Снова ночь и тишина, снова неподвижность и ожидание. Снова минуты, бегущие галопом и ползущие медленно, как раненые змеи. Снова напряжение, распластавшееся над головой и стискивающее со всех сторон. Снова всё, как две ночи назад, и только покореженные деревья вокруг сменились стенами тесной комнаты, и крохотный огонек светильника вместо пламени костра. Но всё те же ночь и тишина, неподвижность и ожидание, и минуты, бегущие и ползущие мимо, прочь, в небытие…
Ночь за окном продвинулась за середину — так сказала луна, заглянув в окно. Ноги онемели, в пояснице уныло и обреченно ворочалась колкая боль, но Курт все так же сидел неподвижно, опасаясь нарушить тишину даже шорохом рукава по столу…

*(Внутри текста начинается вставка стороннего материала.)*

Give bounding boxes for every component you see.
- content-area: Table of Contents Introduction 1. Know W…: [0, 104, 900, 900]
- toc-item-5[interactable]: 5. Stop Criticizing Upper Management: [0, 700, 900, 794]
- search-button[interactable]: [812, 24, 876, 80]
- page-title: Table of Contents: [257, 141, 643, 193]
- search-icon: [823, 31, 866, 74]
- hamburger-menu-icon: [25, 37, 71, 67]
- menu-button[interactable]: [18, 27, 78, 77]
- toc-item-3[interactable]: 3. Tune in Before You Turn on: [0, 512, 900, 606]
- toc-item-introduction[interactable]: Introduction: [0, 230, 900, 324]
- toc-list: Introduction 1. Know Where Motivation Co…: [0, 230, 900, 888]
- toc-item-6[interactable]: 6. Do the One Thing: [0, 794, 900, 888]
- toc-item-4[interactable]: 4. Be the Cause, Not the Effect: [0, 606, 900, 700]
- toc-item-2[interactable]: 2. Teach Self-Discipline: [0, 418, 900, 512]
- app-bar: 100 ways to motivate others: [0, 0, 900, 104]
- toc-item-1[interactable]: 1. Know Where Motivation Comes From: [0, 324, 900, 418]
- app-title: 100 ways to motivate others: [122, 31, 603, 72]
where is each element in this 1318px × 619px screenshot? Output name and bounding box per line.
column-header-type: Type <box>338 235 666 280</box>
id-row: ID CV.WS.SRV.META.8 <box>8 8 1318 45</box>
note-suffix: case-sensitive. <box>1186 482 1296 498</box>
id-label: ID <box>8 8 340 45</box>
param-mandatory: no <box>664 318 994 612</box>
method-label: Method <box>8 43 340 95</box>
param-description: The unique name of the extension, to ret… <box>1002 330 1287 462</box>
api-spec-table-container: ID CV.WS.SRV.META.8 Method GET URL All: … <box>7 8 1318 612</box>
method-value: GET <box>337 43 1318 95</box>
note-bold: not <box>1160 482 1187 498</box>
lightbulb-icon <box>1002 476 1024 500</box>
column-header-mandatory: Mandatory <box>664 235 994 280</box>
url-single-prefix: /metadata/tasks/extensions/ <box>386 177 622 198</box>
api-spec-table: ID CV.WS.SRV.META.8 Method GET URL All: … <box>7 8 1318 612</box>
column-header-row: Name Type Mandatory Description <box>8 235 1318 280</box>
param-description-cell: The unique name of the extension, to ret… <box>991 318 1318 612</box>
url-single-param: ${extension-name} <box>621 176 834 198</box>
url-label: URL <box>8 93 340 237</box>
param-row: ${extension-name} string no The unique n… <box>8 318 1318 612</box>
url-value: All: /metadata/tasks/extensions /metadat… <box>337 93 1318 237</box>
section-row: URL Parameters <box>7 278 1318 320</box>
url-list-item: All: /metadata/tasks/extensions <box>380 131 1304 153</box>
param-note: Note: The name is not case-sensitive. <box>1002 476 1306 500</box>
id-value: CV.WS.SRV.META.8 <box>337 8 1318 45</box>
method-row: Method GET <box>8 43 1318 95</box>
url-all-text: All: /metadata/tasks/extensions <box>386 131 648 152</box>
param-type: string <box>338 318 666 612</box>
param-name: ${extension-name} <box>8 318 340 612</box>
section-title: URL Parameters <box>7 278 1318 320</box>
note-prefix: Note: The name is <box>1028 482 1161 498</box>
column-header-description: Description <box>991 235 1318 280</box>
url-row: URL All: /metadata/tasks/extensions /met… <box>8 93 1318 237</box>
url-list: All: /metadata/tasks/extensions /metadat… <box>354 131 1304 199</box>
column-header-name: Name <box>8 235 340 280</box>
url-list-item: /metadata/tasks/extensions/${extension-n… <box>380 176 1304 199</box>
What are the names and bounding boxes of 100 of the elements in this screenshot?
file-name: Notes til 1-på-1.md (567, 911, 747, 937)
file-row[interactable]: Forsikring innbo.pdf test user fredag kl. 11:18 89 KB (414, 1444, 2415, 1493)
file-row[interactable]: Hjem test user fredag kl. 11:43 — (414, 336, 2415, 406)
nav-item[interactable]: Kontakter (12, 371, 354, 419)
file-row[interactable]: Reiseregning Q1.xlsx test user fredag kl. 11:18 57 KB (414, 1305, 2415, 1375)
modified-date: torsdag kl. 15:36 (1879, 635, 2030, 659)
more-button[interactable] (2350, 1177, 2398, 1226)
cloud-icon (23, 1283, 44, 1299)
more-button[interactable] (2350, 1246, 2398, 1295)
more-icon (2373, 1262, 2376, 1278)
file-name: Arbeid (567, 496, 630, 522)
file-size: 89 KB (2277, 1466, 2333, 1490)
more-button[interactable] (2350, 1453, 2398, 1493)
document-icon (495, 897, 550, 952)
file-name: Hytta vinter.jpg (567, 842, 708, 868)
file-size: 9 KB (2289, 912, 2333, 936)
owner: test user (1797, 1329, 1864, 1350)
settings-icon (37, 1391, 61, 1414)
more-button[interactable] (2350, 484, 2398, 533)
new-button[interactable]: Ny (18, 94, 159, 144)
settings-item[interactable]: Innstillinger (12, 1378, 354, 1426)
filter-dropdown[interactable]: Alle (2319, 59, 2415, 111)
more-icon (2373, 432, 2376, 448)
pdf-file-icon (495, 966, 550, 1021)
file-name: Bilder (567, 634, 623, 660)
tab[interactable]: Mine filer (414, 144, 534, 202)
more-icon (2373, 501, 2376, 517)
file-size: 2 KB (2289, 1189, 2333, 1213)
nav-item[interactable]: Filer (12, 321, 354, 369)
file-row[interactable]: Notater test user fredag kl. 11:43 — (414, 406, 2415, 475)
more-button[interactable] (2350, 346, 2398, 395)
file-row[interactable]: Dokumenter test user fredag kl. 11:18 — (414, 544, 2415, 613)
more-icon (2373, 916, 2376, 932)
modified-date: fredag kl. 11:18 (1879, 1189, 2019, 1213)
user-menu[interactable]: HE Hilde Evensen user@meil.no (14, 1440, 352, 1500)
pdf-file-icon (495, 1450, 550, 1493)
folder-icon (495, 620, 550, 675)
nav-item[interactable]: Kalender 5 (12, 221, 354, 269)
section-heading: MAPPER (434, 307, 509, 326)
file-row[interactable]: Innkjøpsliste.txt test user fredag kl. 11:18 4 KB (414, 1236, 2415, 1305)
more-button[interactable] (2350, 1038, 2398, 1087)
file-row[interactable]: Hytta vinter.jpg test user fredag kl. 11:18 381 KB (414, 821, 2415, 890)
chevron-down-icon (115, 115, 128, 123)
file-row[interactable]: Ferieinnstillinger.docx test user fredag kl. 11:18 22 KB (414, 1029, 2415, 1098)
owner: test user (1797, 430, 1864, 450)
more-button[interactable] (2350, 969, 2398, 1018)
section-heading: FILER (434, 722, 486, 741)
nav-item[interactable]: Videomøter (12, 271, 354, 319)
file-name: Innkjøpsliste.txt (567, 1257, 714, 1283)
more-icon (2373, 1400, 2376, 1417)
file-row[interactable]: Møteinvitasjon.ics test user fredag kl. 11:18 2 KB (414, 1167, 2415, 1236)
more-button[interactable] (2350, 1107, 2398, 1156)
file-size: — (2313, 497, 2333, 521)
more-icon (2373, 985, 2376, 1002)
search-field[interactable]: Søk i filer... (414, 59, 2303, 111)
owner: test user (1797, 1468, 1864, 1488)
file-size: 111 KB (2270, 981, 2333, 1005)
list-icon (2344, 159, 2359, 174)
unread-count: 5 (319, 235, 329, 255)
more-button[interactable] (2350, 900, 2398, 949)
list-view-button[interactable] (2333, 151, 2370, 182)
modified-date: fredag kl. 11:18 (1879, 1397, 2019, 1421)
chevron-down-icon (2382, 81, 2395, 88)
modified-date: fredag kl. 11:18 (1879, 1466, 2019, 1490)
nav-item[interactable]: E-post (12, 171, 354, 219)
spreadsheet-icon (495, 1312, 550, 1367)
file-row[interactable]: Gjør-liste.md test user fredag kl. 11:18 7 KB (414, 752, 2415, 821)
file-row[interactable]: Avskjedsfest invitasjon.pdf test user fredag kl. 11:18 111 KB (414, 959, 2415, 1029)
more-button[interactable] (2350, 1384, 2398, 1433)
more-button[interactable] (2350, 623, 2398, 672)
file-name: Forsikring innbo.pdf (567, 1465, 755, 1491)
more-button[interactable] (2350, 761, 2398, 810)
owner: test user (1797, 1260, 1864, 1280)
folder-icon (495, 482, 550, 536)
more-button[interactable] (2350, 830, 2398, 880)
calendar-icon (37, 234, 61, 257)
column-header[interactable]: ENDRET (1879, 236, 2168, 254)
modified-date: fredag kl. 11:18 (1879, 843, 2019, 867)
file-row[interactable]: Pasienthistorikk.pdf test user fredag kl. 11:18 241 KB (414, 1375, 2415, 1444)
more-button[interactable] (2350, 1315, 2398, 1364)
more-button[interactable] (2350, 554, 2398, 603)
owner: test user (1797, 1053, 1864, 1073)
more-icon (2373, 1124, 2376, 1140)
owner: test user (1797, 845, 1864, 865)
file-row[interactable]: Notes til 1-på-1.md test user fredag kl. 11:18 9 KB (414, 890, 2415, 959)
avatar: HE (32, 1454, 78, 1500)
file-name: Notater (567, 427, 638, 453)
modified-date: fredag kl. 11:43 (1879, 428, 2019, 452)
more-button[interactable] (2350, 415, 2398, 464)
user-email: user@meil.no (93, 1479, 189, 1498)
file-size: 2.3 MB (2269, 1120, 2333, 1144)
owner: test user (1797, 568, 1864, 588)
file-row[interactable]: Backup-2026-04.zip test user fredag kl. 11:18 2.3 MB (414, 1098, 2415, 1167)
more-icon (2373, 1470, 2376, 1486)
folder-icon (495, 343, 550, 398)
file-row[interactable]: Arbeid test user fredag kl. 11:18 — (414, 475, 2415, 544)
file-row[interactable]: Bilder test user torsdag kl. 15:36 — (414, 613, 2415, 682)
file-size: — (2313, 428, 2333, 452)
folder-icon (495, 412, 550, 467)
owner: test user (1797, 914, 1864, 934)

— Все-таки родительская судьба тебя настигла, — неожиданно усмехнулся Мартин и поднял, наконец, голову, распрямившись. — Тебе все же пришлось провести бессонную ночь подле голодного ребенка с душевными коликами.
— Tout se paye[156], как сказал бы один наш общий знакомец, — осторожно отозвался Курт и медленно, стараясь не морщиться от болезненных прострелов в суставах, уселся поудобней, привалившись к столешнице боком и вытянув правую ногу.
Мартин помолчал, глядя на него с выжиданием, и снова хмыкнул:
— Предпочел не заострять внимания на «голодном»… Гадаешь, что бы это значило и насколько пора пугаться последствий?
— Что тут гадать? — ровно возразил Курт. — Если б сейчас вкупе с прочими искушениями не пришел и голод — вот тогда я бы удивился.
— Да… — вздохнул Мартин, погасив усмешку, и яростно потер лицо ладонями. — Когда Александер рассказывал об этом, я воображал, что представляю, о чем речь. Однажды под контролем Хауэра я попытался провести опыт — сколько смогу вынести без воды и пищи. Без физических нагрузок, просто не пить и не есть. Сдался на четвертый день… И я считал, что знаю, чего мне ожидать и как это будет. Но нет. Это не похоже. Жажда… Голод… Это совсем не те слова. Это что-то другое. Это…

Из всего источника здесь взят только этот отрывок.